A hacker group known as Ransomed VC has asserted responsibility for the Linktera data breach, gaining unauthorized access to the company’s database and deleting backups. The threat actors have demanded a $23,000 ransom, and a conspicuous “Pay” button redirects users to a dedicated page for payment. The Ransomed VC group remains largely enigmatic, employing an unconventional tactic involving European GDPR laws, raising concerns within the cybersecurity community about this new form of cyber threat.
A secondary school in Maidstone, Kent, known as St Augustine Academy, is grappling with the aftermath of a significant criminal cyber attack. Principal Jason Feldwick confirmed the breach, stating that an external criminal organization had encrypted school systems and data. While it remains unclear if a ransom demand was involved, the school is taking immediate steps to inform authorities and establish a backup solution.
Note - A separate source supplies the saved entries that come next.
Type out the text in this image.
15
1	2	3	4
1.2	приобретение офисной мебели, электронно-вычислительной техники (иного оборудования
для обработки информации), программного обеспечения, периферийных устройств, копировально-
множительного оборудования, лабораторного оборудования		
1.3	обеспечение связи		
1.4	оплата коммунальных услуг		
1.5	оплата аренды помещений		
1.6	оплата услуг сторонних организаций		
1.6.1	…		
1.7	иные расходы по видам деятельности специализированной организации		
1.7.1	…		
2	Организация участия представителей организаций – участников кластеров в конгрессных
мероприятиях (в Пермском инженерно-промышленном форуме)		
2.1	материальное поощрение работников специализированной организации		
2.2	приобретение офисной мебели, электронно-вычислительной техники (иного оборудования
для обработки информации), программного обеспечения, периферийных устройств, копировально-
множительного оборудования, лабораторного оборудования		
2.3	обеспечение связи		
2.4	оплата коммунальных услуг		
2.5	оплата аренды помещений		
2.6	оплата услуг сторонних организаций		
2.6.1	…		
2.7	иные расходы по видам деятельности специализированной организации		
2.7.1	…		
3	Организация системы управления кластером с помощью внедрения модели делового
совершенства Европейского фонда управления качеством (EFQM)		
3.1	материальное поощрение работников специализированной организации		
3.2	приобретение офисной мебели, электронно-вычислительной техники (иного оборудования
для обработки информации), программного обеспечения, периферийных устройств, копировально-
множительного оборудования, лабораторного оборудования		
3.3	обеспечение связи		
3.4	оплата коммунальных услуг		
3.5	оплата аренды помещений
This incident serves as a stark reminder of the pervasive threat of cyberattacks, prompting calls for heightened vigilance against such threats from officials like Councillor Chris Passmore.
Hinds County, Mississippi, faces ongoing computer problems resulting from a cyberattack, causing the tax collector’s office to remain closed, along with jury duty cancellations at the Circuit Clerk Office. Hinds County Administrator, Kenny Wayne Jones, stated that their systems are under assessment, but the recovery process is complex and time-consuming. Residents affected by the closure express concerns about late fees and refunds for services disrupted by the attack.
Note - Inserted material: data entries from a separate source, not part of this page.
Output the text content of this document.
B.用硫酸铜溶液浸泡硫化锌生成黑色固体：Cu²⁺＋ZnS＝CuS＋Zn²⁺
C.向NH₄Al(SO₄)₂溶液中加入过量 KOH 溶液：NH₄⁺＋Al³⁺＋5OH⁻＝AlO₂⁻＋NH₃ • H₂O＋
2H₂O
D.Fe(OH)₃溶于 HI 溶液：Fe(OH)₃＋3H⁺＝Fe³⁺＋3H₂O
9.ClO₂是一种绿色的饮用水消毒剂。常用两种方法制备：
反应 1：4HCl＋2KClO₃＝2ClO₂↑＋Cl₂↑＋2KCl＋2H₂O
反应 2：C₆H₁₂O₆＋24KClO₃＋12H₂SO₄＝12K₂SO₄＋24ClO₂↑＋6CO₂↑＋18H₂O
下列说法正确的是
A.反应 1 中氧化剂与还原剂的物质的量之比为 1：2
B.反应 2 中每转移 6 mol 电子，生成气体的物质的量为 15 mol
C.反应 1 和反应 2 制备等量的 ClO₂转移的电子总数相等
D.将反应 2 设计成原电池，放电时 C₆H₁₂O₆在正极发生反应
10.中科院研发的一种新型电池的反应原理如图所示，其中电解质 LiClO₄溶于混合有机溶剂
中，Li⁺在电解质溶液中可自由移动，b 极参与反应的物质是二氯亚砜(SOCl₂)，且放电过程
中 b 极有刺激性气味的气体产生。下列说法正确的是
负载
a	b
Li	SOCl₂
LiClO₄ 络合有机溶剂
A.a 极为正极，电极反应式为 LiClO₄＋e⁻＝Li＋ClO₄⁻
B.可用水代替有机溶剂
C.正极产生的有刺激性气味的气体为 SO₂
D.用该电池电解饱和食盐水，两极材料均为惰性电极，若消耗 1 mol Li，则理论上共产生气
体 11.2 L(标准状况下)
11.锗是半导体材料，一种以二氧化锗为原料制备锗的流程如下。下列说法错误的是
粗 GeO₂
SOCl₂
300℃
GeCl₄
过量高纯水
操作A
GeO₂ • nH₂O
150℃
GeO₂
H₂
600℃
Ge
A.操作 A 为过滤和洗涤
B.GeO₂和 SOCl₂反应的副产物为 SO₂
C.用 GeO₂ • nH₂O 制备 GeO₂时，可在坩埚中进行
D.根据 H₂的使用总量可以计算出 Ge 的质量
Google has officially started implementing its Privacy Sandbox in the Chrome web browser for most users, with nearly three percent left unaffected initially for testing. Privacy Sandbox aims to replace third-party tracking cookies with privacy-preserving alternatives while still serving personalized content and ads. While Google touts this as an improvement in user privacy, it has faced criticism for collecting extensive user data through an opt-in process.
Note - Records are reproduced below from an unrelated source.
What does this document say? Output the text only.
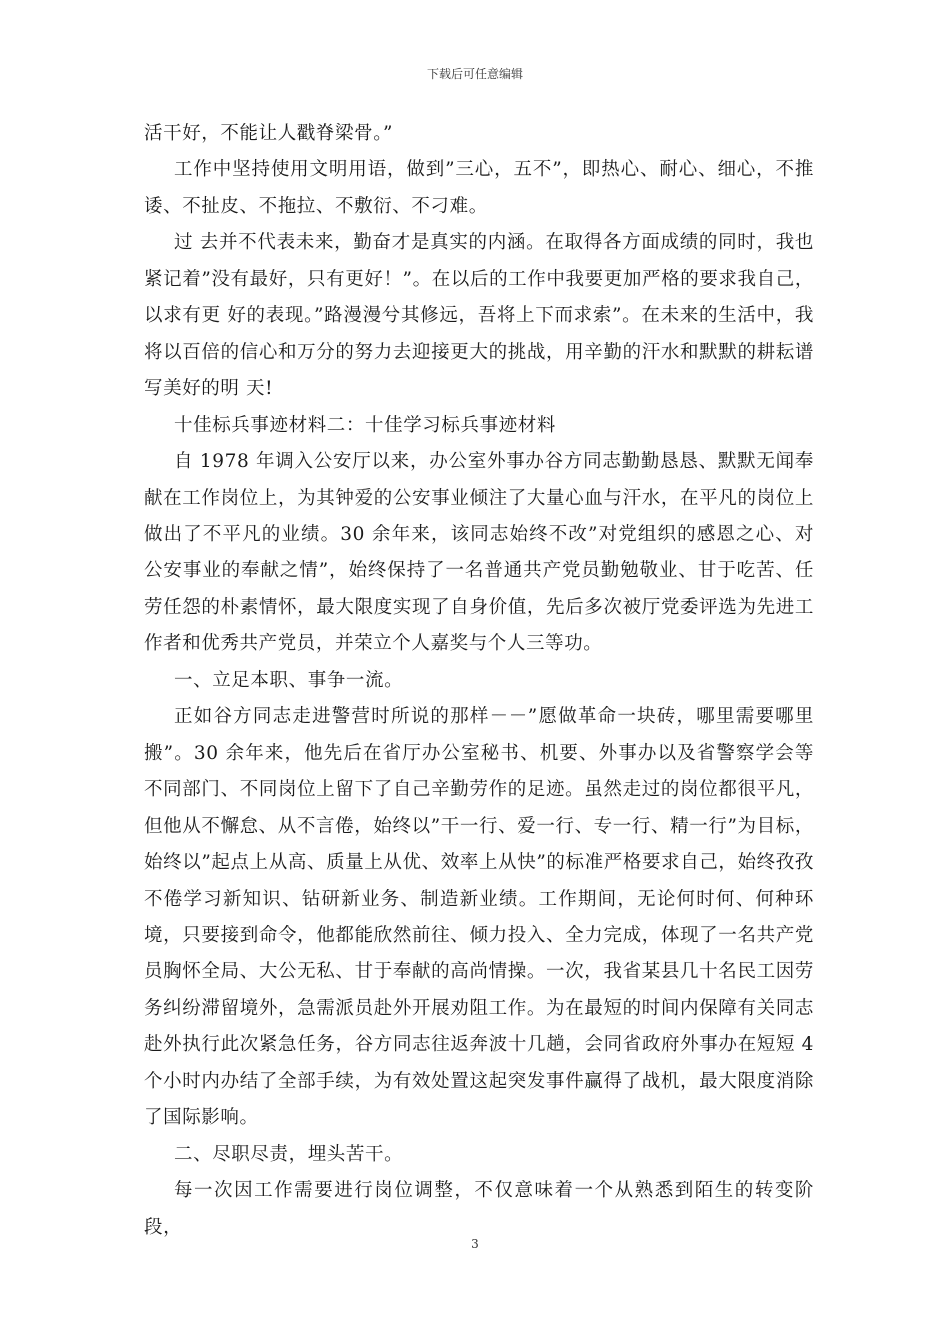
下载后可任意编辑

活干好，不能让人戳脊梁骨。”

工作中坚持使用文明用语，做到”三心，五不”，即热心、耐心、细心，不推诿、不扯皮、不拖拉、不敷衍、不刁难。

过 去并不代表未来，勤奋才是真实的内涵。在取得各方面成绩的同时，我也紧记着”没有最好，只有更好！”。在以后的工作中我要更加严格的要求我自己，以求有更 好的表现。”路漫漫兮其修远，吾将上下而求索”。在未来的生活中，我将以百倍的信心和万分的努力去迎接更大的挑战，用辛勤的汗水和默默的耕耘谱写美好的明 天!

十佳标兵事迹材料二：十佳学习标兵事迹材料

自 1978 年调入公安厅以来，办公室外事办谷方同志勤勤恳恳、默默无闻奉献在工作岗位上，为其钟爱的公安事业倾注了大量心血与汗水，在平凡的岗位上做出了不平凡的业绩。30 余年来，该同志始终不改”对党组织的感恩之心、对公安事业的奉献之情”，始终保持了一名普通共产党员勤勉敬业、甘于吃苦、任劳任怨的朴素情怀，最大限度实现了自身价值，先后多次被厅党委评选为先进工作者和优秀共产党员，并荣立个人嘉奖与个人三等功。

一、立足本职、事争一流。

正如谷方同志走进警营时所说的那样－－”愿做革命一块砖，哪里需要哪里搬”。30 余年来，他先后在省厅办公室秘书、机要、外事办以及省警察学会等不同部门、不同岗位上留下了自己辛勤劳作的足迹。虽然走过的岗位都很平凡，但他从不懈怠、从不言倦，始终以”干一行、爱一行、专一行、精一行”为目标，始终以”起点上从高、质量上从优、效率上从快”的标准严格要求自己，始终孜孜不倦学习新知识、钻研新业务、制造新业绩。工作期间，无论何时何、何种环境，只要接到命令，他都能欣然前往、倾力投入、全力完成，体现了一名共产党员胸怀全局、大公无私、甘于奉献的高尚情操。一次，我省某县几十名民工因劳务纠纷滞留境外，急需派员赴外开展劝阻工作。为在最短的时间内保障有关同志赴外执行此次紧急任务，谷方同志往返奔波十几趟，会同省政府外事办在短短 4 个小时内办结了全部手续，为有效处置这起突发事件赢得了战机，最大限度消除了国际影响。

二、尽职尽责，埋头苦干。

每一次因工作需要进行岗位调整，不仅意味着一个从熟悉到陌生的转变阶段，

3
Microsoft has revealed that China is employing AI-generated images to influence American voters, particularly on divisive political topics like gun violence and political figures. These state-affiliated hacking groups aim to mimic voters from diverse backgrounds, inciting controversy along racial, economic, and ideological lines using diffusion-powered image generators. Clint Watts, the general manager of Microsoft’s Threat Analysis Center, emphasizes that this AI technology produces more engaging content than previous campaigns, making it effective despite image quality issues.
The UK’s Information Commissioner’s Office is launching an investigation into period and fertility tracking apps to address growing concerns among women. The ICO aims to scrutinize how these apps handle user data and is encouraging users to share their experiences. Many women prioritize data transparency and security over cost and ease of use, with some reporting distressing fertility-related ads after signing up for these applications. ICO’s review will focus on improving user privacy and understanding the apps’ benefits and drawbacks, with potential regulatory actions if necessary.